A ideia do governo era montar um plano de reestruturação para fortalecer a empresa como estratégica para o país.
Em meados do ano passado, foram anunciados investimentos de R$ 350 milhões para modernizar a companhia e na construção de centros de distribuição até 2026.
“A diretoria executiva aprovou o plano estratégico da estatal com medidas a serem tomadas até 2028 para diversificar as atividades dos Correios, ampliar mercados e receitas e rentabilizar a estrutura já instalada, aumentando a eficiência e racionalizando as despesas”, disse a empresa à Gazeta do Povo.
Entre as iniciativas estão uma parceria com a Embraer, a transição energética da frota de veículos da empresa e a elaboração de um plano de demissão incentivada.
Está prevista para setembro a realização de concursos para novos servidores. Além disso, há planos para voltar a reajustar os salários acima da inflação e recompor benefícios cortados na gestão anterior. Tudo isso vai elevar as despesas de pessoal da estatal.
Parte do prejuízo do primeiro trimestre se deve, segundo a empresa, ao “aumento de despesas com pessoal e estrutura, em virtude da necessidade de recomposição da força e das condições de trabalho, que foram precarizadas pelo governo anterior, durante o processo de privatização dos Correios”.
A estatal afirma que tem reservas em caixa e não precisa de aportes do governo federal. O presidente dos Correios, Fabiano Silva dos Santos, declarou suas prioridades em entrevista há dois meses.
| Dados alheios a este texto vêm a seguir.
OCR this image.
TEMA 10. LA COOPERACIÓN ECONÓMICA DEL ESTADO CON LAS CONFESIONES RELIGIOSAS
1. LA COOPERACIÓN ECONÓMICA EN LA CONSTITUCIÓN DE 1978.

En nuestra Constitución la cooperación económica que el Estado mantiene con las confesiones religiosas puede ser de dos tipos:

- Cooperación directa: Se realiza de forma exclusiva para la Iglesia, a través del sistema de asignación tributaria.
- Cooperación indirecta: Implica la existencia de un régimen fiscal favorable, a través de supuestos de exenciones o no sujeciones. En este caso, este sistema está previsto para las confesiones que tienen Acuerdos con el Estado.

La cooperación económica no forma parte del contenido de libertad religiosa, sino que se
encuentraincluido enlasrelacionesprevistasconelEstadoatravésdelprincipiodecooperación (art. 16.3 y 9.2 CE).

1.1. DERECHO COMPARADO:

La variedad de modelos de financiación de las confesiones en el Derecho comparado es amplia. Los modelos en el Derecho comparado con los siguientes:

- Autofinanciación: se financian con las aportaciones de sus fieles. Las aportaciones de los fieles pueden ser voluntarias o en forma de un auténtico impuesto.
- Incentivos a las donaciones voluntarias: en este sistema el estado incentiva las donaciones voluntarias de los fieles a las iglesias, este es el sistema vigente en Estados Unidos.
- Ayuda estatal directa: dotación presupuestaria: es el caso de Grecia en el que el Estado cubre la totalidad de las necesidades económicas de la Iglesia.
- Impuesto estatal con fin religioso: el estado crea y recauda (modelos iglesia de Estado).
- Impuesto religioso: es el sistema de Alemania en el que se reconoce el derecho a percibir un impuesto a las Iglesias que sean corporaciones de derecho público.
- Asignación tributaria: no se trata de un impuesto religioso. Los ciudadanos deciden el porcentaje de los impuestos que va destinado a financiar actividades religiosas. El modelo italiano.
“Não sei se a nossa missão é ter lucros, mas é estar em todos os locais e atender bem a população”, disse o executivo à revista Veja. “O nosso grande objetivo é fazer isso de forma sustentável, com as despesas e receitas em equilíbrio. Se fosse só para ter lucro, fecharíamos várias agências e pronto.”
Correios terão de fazer aporte de R$ 7,6 bilhões no fundo de pensão
Santos, indicado no início do ano passado por Lula, é especializado em previdência e foi advogado do Postalis, que voltou ao noticiário na semana passada por conta do contrato firmado com a estatal.
Pelo acordo, os Correios, como empresa patrocinadora do fundo de pensão dos funcionários, deverão pagar R$ 7,6 bilhões para cobrir o rombo do plano de aposentadoria.
É um valor expressivo, considerando a situação da empresa e poderá impactar os próximos balanços.
A principal causa dos prejuízos do Postalis foram investimentos realizados entre 2011 e 2016, no governo da ex-presidente Dilma.
Reportagem do jornal O Estado de S. Paulo revelou que entre os investimentos deficitários estão títulos da dívida pública da Venezuela e da Argentina, adquiridos por meio de um fundo do qual o Postalis era cotista, administrado pelo banco BNY Mellon.
O valor total do passivo é de R$ 15 bilhões. A outra metade será paga por trabalhadores, aposentados e pensionistas da estatal.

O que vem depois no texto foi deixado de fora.